Bjornerud, professor of geology and the Walter Schober Professor in Environmental Studies, specializes in mountain building processes. While in New Zealand, her research will focus on rocks exposed along the Alpine Fault on the South Island, one of the world’s most active plate boundaries.
“Convergence between two tectonic plates, combined with extremely rapid rates of erosion, can force rocks from as much as eight miles deep in the earth’s crust to the surface in ‘only’ a few million years,” said Bjornerud, a member of the Lawrence faculty since 1995. “I will be studying rocks that have recorded ancient earthquakes along this fault line as a way to understand better what happens during great seismic events.”
Bjornerud’s research in New Zealand will complement her current field-based studies with Lawrence students on the ancient rocks of northern Wisconsin and Michigan’s Upper Peninsula, which were once in a similar tectonic setting.
“Studying fault zones, both modern and ancient, can improve seismic risk assessments in earthquake-prone areas,” Bjornerud explained. “While it may never be possible to predict earthquakes with precision, understanding the phenomena that lead to runaway slip on faults may eventually lead to warning systems that could save lives.”
This is the second time in nine years Bjornerud has been recognized as a Fulbright Scholar.
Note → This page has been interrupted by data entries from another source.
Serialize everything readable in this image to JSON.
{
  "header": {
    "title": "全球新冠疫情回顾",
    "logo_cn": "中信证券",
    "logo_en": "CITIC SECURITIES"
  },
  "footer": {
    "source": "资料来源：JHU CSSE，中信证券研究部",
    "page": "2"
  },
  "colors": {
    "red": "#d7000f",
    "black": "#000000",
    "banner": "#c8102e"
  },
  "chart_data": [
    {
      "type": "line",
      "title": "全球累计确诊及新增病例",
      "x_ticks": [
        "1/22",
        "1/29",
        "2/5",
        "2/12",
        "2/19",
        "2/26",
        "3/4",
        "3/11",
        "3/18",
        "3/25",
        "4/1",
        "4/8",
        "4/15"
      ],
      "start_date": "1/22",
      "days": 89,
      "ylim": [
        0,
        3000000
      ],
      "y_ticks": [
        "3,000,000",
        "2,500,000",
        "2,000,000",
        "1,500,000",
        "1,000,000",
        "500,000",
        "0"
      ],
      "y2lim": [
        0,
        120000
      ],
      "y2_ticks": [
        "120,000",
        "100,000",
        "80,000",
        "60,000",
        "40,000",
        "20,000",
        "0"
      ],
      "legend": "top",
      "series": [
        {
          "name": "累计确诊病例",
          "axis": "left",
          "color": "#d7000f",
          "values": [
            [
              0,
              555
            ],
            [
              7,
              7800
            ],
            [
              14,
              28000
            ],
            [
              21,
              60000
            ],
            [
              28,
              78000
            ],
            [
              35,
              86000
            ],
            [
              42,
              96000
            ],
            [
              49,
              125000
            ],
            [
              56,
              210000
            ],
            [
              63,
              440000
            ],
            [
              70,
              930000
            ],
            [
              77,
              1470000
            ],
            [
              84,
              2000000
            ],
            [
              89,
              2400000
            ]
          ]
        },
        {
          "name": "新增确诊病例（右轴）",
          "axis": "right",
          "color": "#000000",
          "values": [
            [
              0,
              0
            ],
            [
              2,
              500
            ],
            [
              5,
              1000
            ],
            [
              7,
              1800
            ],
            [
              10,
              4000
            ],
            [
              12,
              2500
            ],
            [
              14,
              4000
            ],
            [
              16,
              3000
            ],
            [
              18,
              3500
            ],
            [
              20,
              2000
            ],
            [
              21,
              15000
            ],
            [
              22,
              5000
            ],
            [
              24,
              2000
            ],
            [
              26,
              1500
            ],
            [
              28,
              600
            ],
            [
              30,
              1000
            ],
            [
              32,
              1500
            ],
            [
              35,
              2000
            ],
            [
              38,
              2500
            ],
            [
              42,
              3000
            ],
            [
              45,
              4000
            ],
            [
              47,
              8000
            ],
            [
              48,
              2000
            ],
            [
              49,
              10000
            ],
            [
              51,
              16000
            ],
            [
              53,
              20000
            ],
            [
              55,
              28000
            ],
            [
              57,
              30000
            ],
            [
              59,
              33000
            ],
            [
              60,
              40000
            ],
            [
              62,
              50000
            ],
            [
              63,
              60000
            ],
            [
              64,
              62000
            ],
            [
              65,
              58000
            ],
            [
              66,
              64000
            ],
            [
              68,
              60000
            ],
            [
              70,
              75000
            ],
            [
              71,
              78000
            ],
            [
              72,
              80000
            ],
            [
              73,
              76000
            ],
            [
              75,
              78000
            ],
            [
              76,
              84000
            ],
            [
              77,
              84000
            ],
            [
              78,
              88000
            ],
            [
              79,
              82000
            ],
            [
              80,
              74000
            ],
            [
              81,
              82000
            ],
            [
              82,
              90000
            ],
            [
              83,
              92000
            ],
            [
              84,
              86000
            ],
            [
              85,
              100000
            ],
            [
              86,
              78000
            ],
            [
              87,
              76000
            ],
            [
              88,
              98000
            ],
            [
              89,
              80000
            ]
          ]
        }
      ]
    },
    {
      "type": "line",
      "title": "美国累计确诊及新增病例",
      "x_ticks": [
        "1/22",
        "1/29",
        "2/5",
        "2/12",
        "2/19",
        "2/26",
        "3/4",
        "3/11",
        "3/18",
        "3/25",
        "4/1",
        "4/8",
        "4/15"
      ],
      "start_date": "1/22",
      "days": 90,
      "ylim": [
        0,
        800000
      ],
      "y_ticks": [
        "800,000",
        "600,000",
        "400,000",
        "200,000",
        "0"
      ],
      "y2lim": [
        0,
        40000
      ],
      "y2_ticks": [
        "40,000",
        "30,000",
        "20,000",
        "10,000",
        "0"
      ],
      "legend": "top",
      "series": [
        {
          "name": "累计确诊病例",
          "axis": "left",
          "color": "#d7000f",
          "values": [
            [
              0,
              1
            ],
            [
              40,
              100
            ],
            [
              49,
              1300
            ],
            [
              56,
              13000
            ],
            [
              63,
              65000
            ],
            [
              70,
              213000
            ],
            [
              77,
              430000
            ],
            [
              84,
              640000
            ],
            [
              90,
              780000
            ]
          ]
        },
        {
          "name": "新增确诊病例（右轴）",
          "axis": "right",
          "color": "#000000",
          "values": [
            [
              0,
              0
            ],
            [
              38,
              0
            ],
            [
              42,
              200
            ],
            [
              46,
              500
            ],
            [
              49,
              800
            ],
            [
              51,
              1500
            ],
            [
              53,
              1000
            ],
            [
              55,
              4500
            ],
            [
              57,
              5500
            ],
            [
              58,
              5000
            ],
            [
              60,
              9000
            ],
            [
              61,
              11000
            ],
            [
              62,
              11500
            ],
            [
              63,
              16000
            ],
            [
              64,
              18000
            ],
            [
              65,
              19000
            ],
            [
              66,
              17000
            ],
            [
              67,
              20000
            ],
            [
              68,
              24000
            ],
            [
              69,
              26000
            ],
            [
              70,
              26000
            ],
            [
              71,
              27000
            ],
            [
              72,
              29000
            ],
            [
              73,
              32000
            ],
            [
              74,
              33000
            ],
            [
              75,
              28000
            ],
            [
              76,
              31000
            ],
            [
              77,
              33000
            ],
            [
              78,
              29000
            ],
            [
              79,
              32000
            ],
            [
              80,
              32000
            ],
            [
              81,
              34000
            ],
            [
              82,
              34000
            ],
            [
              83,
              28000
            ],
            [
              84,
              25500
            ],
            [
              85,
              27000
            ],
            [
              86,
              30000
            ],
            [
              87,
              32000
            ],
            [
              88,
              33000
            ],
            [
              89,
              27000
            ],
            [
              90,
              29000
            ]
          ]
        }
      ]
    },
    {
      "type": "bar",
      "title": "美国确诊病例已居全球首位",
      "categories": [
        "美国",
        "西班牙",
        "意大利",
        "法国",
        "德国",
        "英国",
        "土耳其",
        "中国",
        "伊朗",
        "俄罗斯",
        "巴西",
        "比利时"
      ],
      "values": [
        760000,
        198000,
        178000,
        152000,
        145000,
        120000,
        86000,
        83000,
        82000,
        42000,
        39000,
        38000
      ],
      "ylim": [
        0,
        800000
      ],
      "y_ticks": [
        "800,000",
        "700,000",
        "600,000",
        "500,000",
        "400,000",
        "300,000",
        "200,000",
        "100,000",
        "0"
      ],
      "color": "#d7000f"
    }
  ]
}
In 2000, she was awarded a Fulbright fellowship that took her to the University of Oslo for a year of field research on the west coast of Norway.
Appointed the first holder of the Schober professorship in April 2007, Bjornerud has written two books, the science textbook “The Blue Planet” and 2005’s “Reading the Rocks: The Autobiography of the Earth,” a storyteller’s history of the Earth and the toll human activity is exacting on the planet. In 2003, she was elected a Fellow of the Geological Society of America.
After earning a bachelor’s degree in geophysics at the University of Minnesota, Bjornerud earned master’s and doctorate degrees in geology at the University of Wisconsin.
Established in 1946 and sponsored by the U.S. Department of State, Bureau of Educational and Cultural Affairs, the Fulbright Scholar Program is the federal government’s flagship program in international educational exchange. It provides grants in a variety of disciplines for teaching and research positions in more than 120 countries.